Si, première hypothèse, il apparaît, au terme des recherches, que deux problématiques
juridiques traitées par les magistrats méritent d’être étudiées, alors chacune sera logiquement
l’objet d’une partie spécifique.
Le plan se présentera ainsi :
I. — Première question de droit et appréciation quant au raisonnement du juge
II. — Seconde question de droit et appréciation quant au raisonnement du juge
Ensuite, afin d’établir les sous-parties (A. et B.), il conviendra de distinguer pour étudier
séparément deux aspects différents dans chaque question de droit (sens, valeur, portée…
régime juridique, conditions, légalité, constitutionnalité… portée, critique, commentaires par
la doctrine, réactions des autorités publiques…).
Il est également envisageable de confier à la première partie la présentation du sens de la
décision et de confier à la seconde la mise en perspective critique de celui-ci.
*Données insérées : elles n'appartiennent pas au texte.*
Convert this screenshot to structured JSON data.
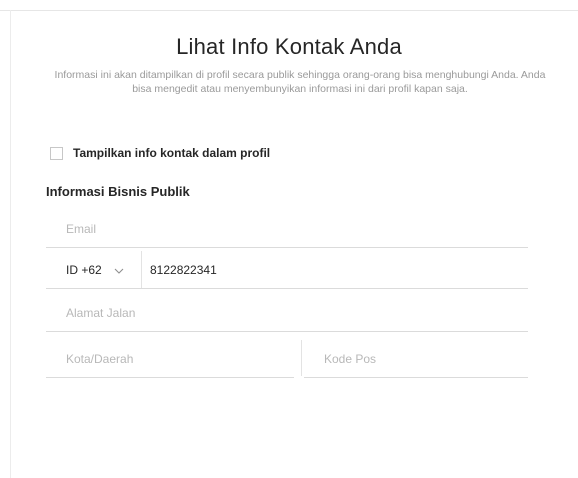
{
  "header": {
    "title": "Lihat Info Kontak Anda",
    "subtitle": "Informasi ini akan ditampilkan di profil secara publik sehingga orang-orang bisa menghubungi Anda. Anda bisa mengedit atau menyembunyikan informasi ini dari profil kapan saja."
  },
  "options": {
    "show_contact_label": "Tampilkan info kontak dalam profil",
    "show_contact_checked": false
  },
  "business": {
    "section_title": "Informasi Bisnis Publik",
    "email_placeholder": "Email",
    "email_value": "",
    "country_code": "ID +62",
    "phone_value": "8122822341",
    "street_placeholder": "Alamat Jalan",
    "city_placeholder": "Kota/Daerah",
    "zip_placeholder": "Kode Pos"
  }
}
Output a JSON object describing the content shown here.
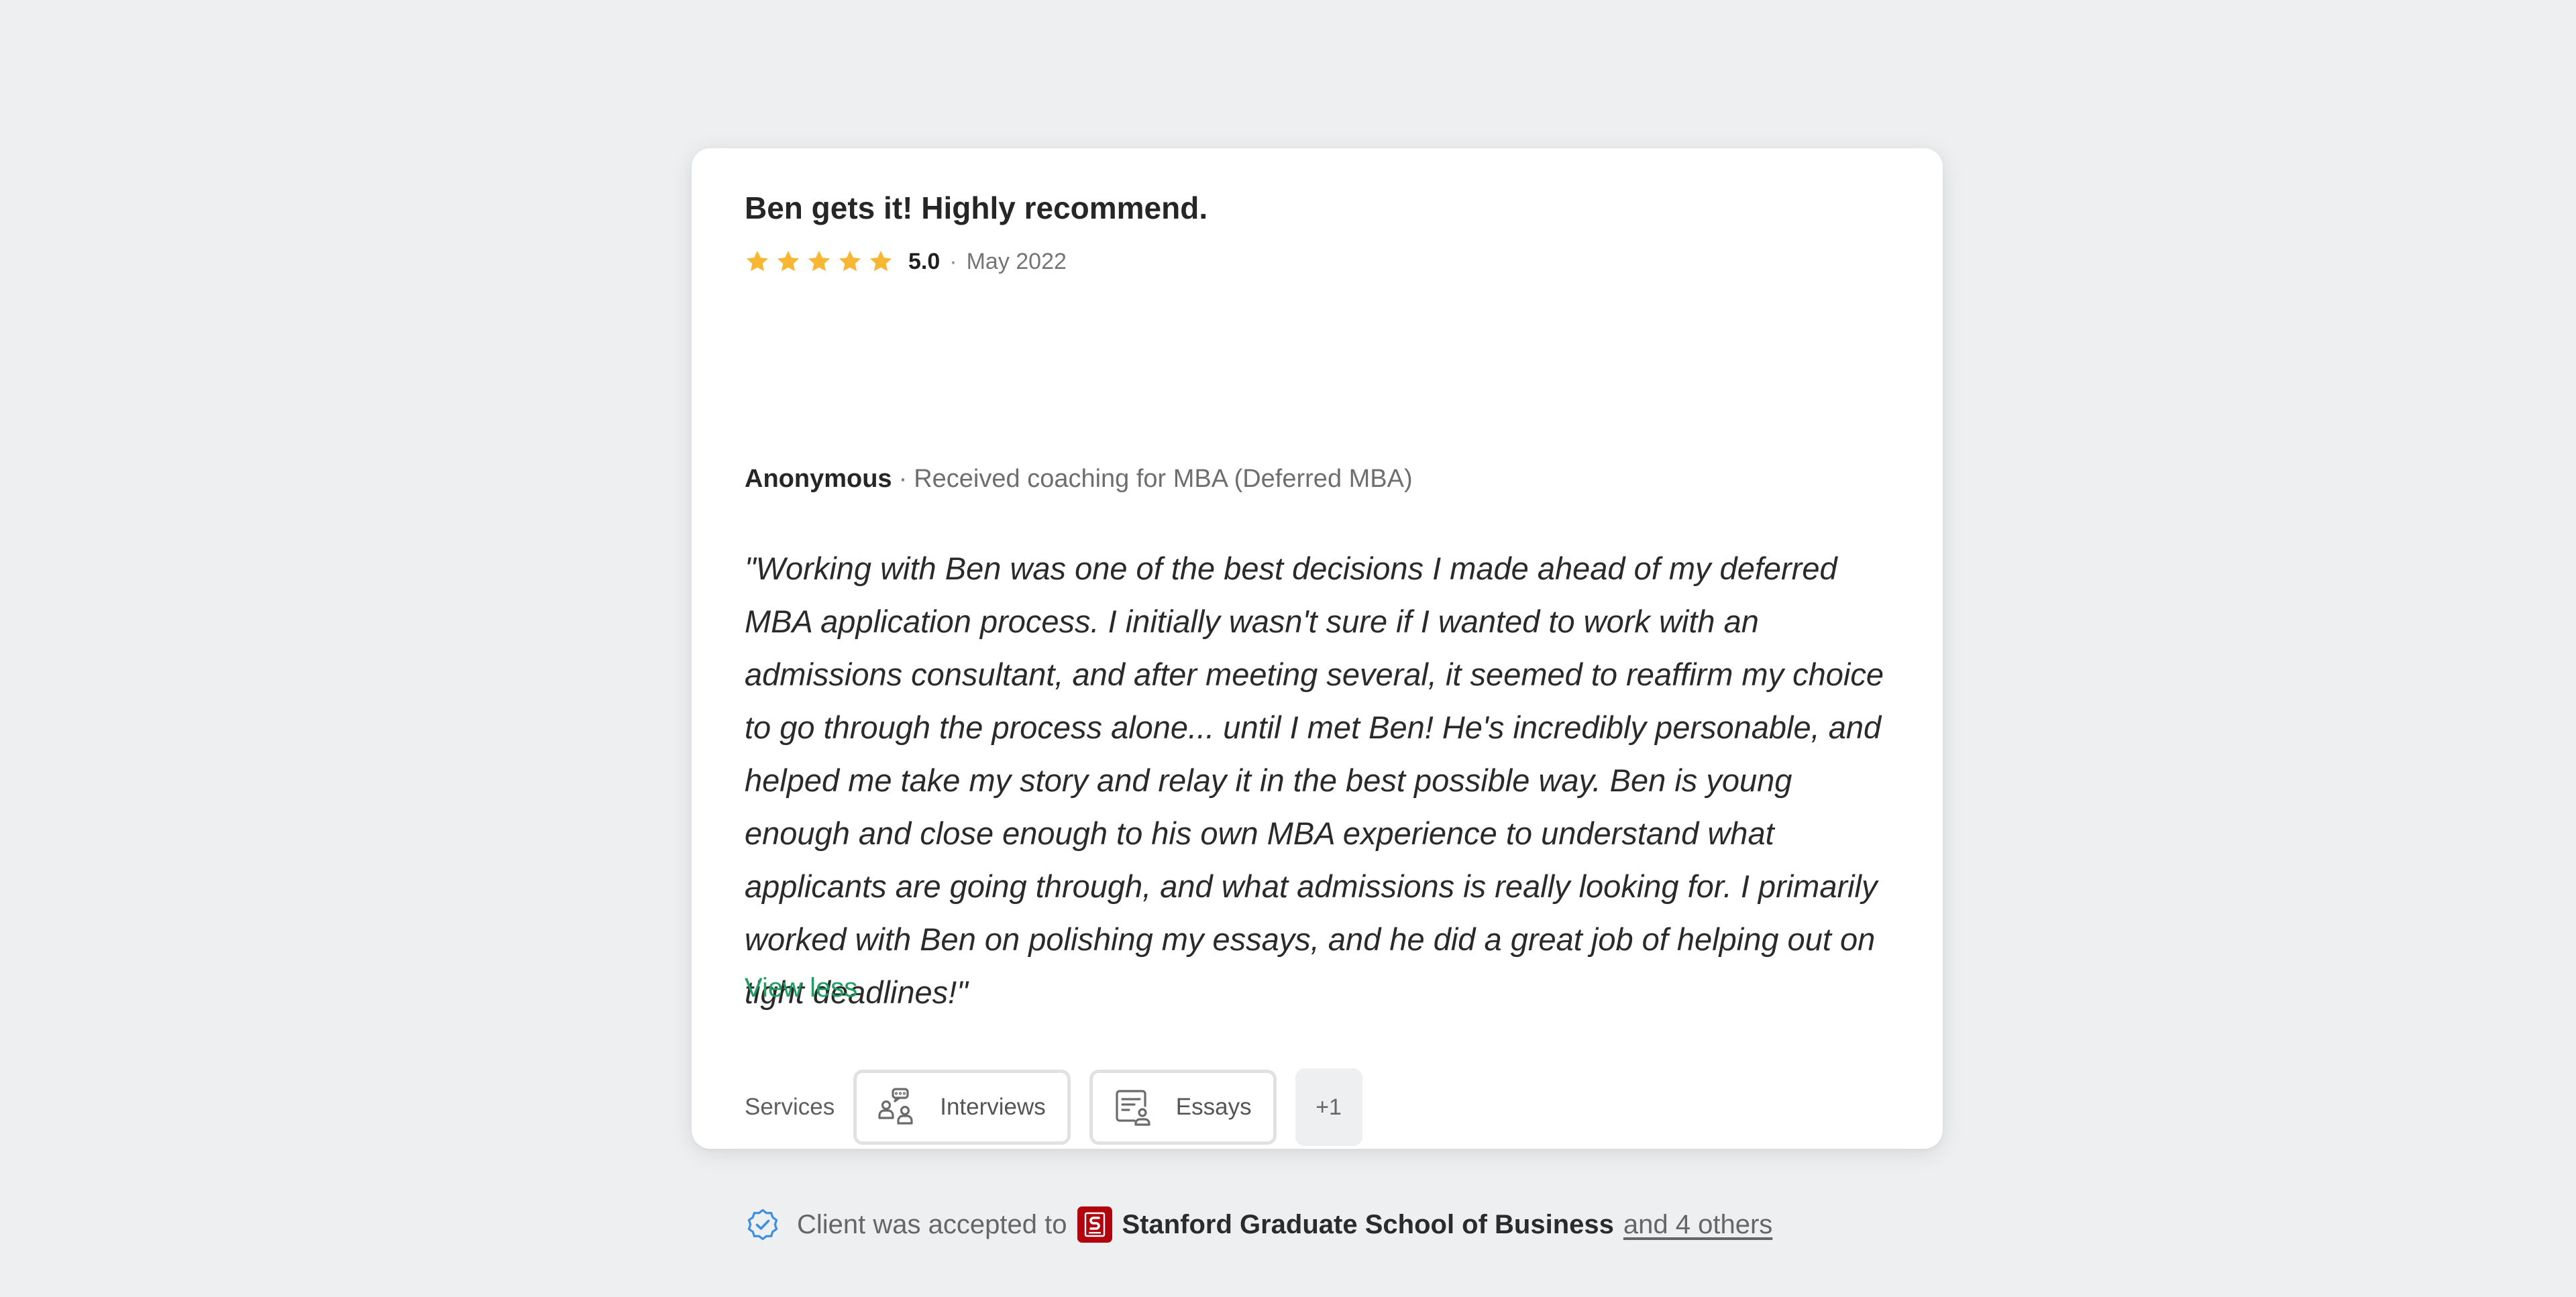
{
  "review": {
    "title": "Ben gets it! Highly recommend.",
    "rating": {
      "stars": 5,
      "max_stars": 5,
      "score_label": "5.0",
      "separator": "·",
      "date": "May 2022",
      "star_color": "#f7b733"
    },
    "author": {
      "name": "Anonymous",
      "separator": "·",
      "coaching": "Received coaching for MBA (Deferred MBA)"
    },
    "body": "\"Working with Ben was one of the best decisions I made ahead of my deferred MBA application process. I initially wasn't sure if I wanted to work with an admissions consultant, and after meeting several, it seemed to reaffirm my choice to go through the process alone... until I met Ben! He's incredibly personable, and helped me take my story and relay it in the best possible way. Ben is young enough and close enough to his own MBA experience to understand what applicants are going through, and what admissions is really looking for. I primarily worked with Ben on polishing my essays, and he did a great job of helping out on tight deadlines!\"",
    "view_less_label": "View less",
    "services": {
      "label": "Services",
      "items": [
        {
          "label": "Interviews",
          "icon": "interviews-icon"
        },
        {
          "label": "Essays",
          "icon": "essays-icon"
        }
      ],
      "more_label": "+1"
    },
    "accepted": {
      "text": "Client was accepted to",
      "school": "Stanford Graduate School of Business",
      "others_label": "and 4 others",
      "verified_icon": "verified-badge-icon",
      "school_logo": "stanford-logo-icon"
    }
  },
  "colors": {
    "background": "#eeeff1",
    "card": "#ffffff",
    "accent_green": "#1f9d63",
    "verified_blue": "#3d8fe0",
    "stanford_red": "#b1040e"
  }
}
Dès lors, les
deux questions de droit ne seront pas séparées en deux parties mais en deux fois deux sous-
parties, c’est-à-dire qu’elles seront l’objet des A. et B.
Si, deuxième hypothèse, il semble qu’il y ait plus de deux problématiques juridiques méritant
l’attention du commentateur, alors, afin de respecter le dogme du bipartisme — et uniquement
pour cela —, il est nécessaire de constituer deux groupes en identifiant les affinités qui relient
entre elles certaines des problématiques.
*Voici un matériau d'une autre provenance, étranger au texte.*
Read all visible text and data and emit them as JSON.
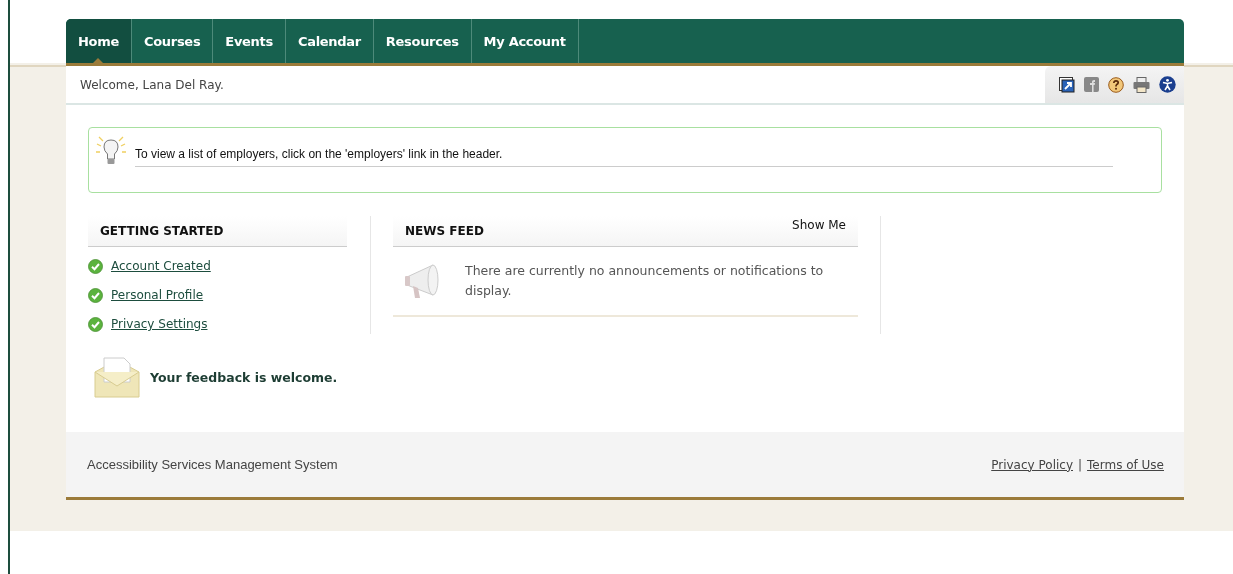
{
  "nav": {
    "tabs": [
      {
        "label": "Home",
        "selected": true
      },
      {
        "label": "Courses",
        "selected": false
      },
      {
        "label": "Events",
        "selected": false
      },
      {
        "label": "Calendar",
        "selected": false
      },
      {
        "label": "Resources",
        "selected": false
      },
      {
        "label": "My Account",
        "selected": false
      }
    ]
  },
  "welcome": "Welcome, Lana Del Ray.",
  "tip": "To view a list of employers, click on the 'employers' link in the header.",
  "getting_started": {
    "title": "GETTING STARTED",
    "items": [
      {
        "label": "Account Created",
        "checked": true
      },
      {
        "label": "Personal Profile",
        "checked": true
      },
      {
        "label": "Privacy Settings",
        "checked": true
      }
    ]
  },
  "news_feed": {
    "title": "NEWS FEED",
    "action": "Show Me",
    "message": "There are currently no announcements or notifications to display."
  },
  "feedback": "Your feedback is welcome.",
  "footer": {
    "text": "Accessibility Services Management System",
    "links": [
      "Privacy Policy",
      "Terms of Use"
    ],
    "separator": "|"
  }
}
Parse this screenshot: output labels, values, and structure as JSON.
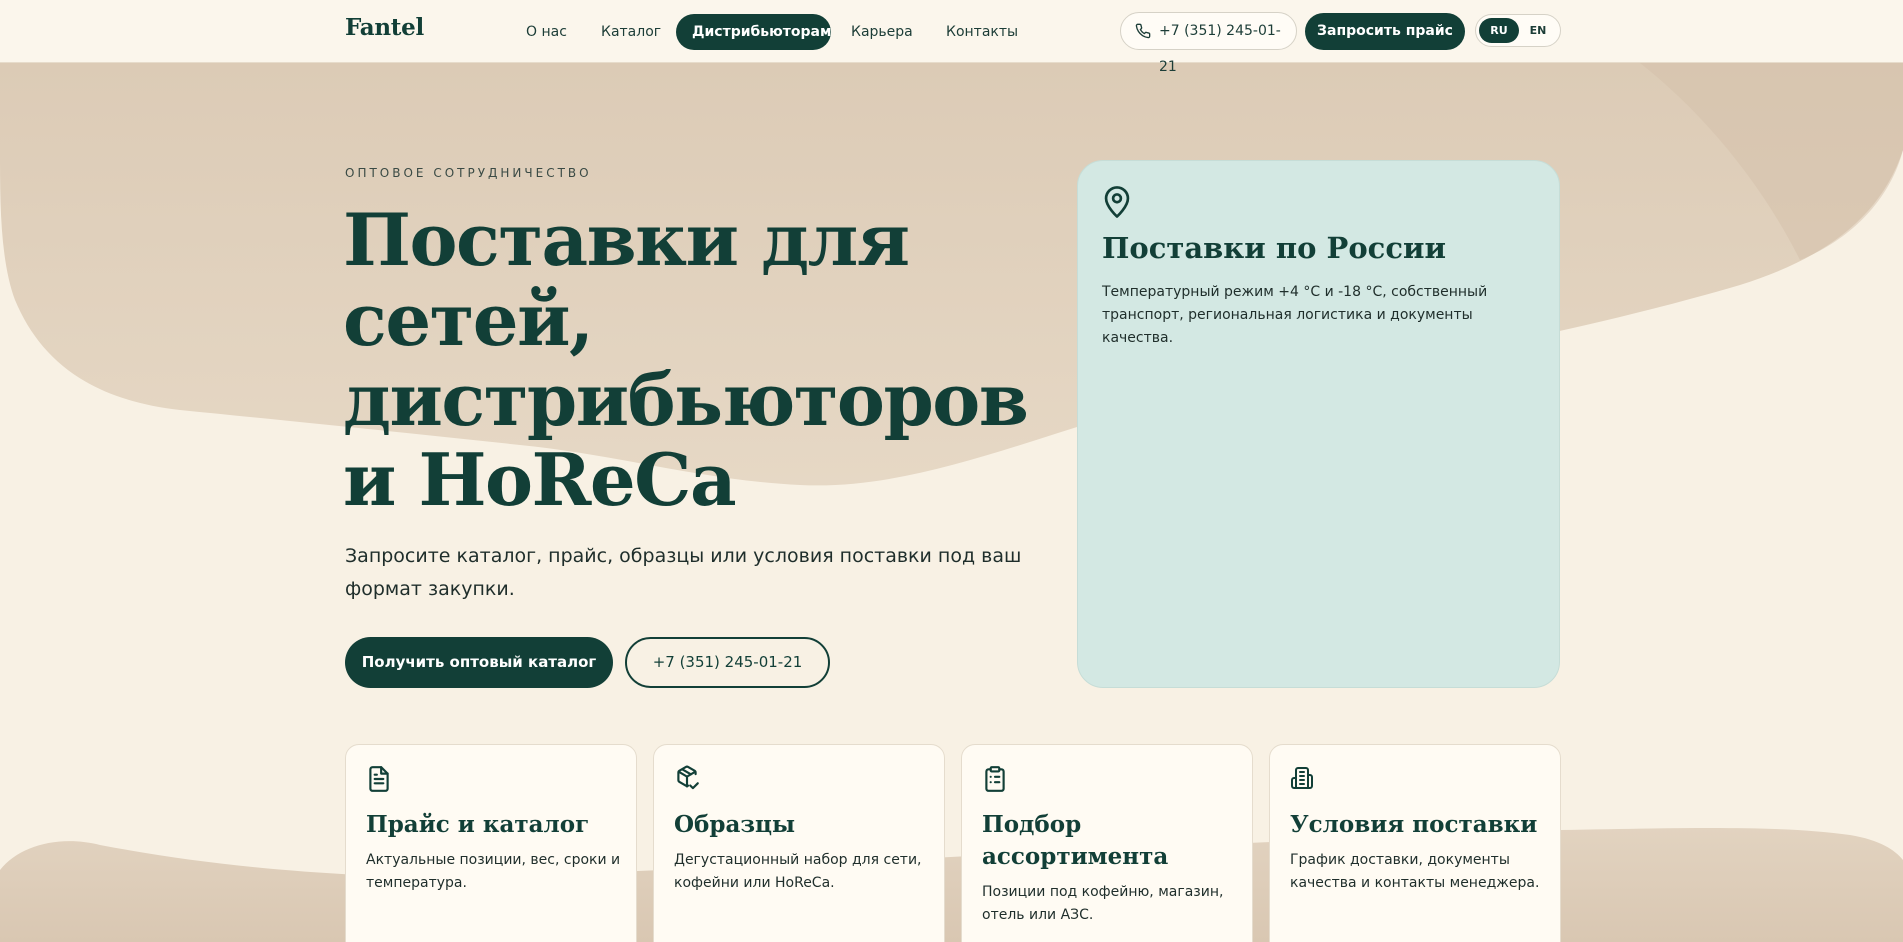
{
  "header": {
    "logo": "Fantel",
    "nav": [
      "О нас",
      "Каталог",
      "Дистрибьюторам",
      "Карьера",
      "Контакты"
    ],
    "active_nav": "Дистрибьюторам",
    "phone": "+7 (351) 245-01-21",
    "price_button": "Запросить прайс",
    "lang_ru": "RU",
    "lang_en": "EN",
    "active_lang": "RU"
  },
  "hero": {
    "eyebrow": "ОПТОВОЕ СОТРУДНИЧЕСТВО",
    "title_line1": "Поставки для",
    "title_line2": "сетей,",
    "title_line3": "дистрибьюторов",
    "title_line4": "и HoReCa",
    "subtitle": "Запросите каталог, прайс, образцы или условия поставки под ваш формат закупки.",
    "primary_button": "Получить оптовый каталог",
    "phone_button": "+7 (351) 245-01-21"
  },
  "delivery_card": {
    "icon": "map-pin-icon",
    "title": "Поставки по России",
    "text": "Температурный режим +4 °C и -18 °C, собственный транспорт, региональная логистика и документы качества."
  },
  "features": [
    {
      "icon": "document-icon",
      "title": "Прайс и каталог",
      "text": "Актуальные позиции, вес, сроки и температура."
    },
    {
      "icon": "package-check-icon",
      "title": "Образцы",
      "text": "Дегустационный набор для сети, кофейни или HoReCa."
    },
    {
      "icon": "clipboard-list-icon",
      "title": "Подбор ассортимента",
      "text": "Позиции под кофейню, магазин, отель или АЗС."
    },
    {
      "icon": "building-icon",
      "title": "Условия поставки",
      "text": "График доставки, документы качества и контакты менеджера."
    }
  ],
  "colors": {
    "brand": "#123f37",
    "background": "#f8f1e4",
    "accent_card": "#d3e8e3",
    "wave": "#d9c7b3"
  }
}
Le plan se présentera alors ainsi :
I. — Premier groupe de question de droit et appréciation quant au raisonnement du juge
II. — Second groupe de questions de droit et appréciation quant au raisonnement du juge
Si, dernière hypothèse, il ne se trouve qu’une seule et unique problématique juridique à
commenter — ce qui est le plus souvent le cas —, il faut alors, dès le premier niveau du plan,
recourir à deux aspects différents mais complémentaires s’opposant logiquement (sens,
valeur, portée… régime juridique, conditions, légalité, constitutionnalité… portée, critique,
commentaires par la doctrine, réactions des autorités publiques…).
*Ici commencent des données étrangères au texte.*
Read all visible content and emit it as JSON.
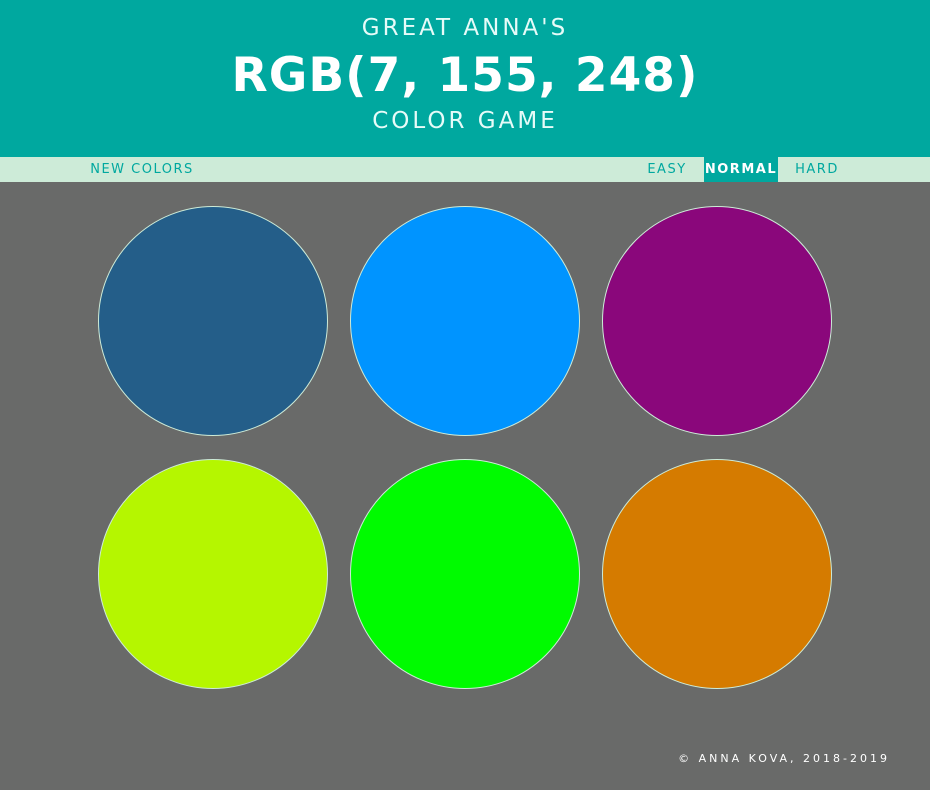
{
  "header": {
    "top_line": "GREAT ANNA'S",
    "rgb_display": "RGB(7, 155, 248)",
    "bottom_line": "COLOR GAME"
  },
  "nav": {
    "new_colors": "NEW COLORS",
    "easy": "EASY",
    "normal": "NORMAL",
    "hard": "HARD",
    "selected_mode": "NORMAL"
  },
  "squares": [
    {
      "color": "#245e89"
    },
    {
      "color": "#0094ff"
    },
    {
      "color": "#8a077b"
    },
    {
      "color": "#b5f600"
    },
    {
      "color": "#00fb00"
    },
    {
      "color": "#d57b00"
    }
  ],
  "footer": {
    "copyright": "© ANNA KOVA, 2018-2019"
  },
  "colors": {
    "header_bg": "#00a89f",
    "nav_bg": "#cdebd8",
    "body_bg": "#696a69",
    "accent": "#00a89f"
  }
}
C’est dans cette dernière hypothèse que le commentateur dispose de la plus grande marge de
manœuvre ; mais il est toutefois logique d’étudier le sens de la décision dans la première
partie, avant d’aborder sa portée et sa valeur au sein de la seconde.
Si l’arrêt constitue le point de départ ou le point final d’une tendance jurisprudentielle, il
paraît pertinent de sacrifier une partie pleine à sa portée. La question de la valeur pourra alors
être envisagée en la seconde sous-partie de la première partie, après l’explication du sens.
Mais si l’arrêt a provoqué des discussions nombreuses parmi les commentateurs, alors, au
contraire, c’est à la valeur que la seconde partie pourra être sacrifiée, l’étude de la portée
suivant celle du sens dans la première partie.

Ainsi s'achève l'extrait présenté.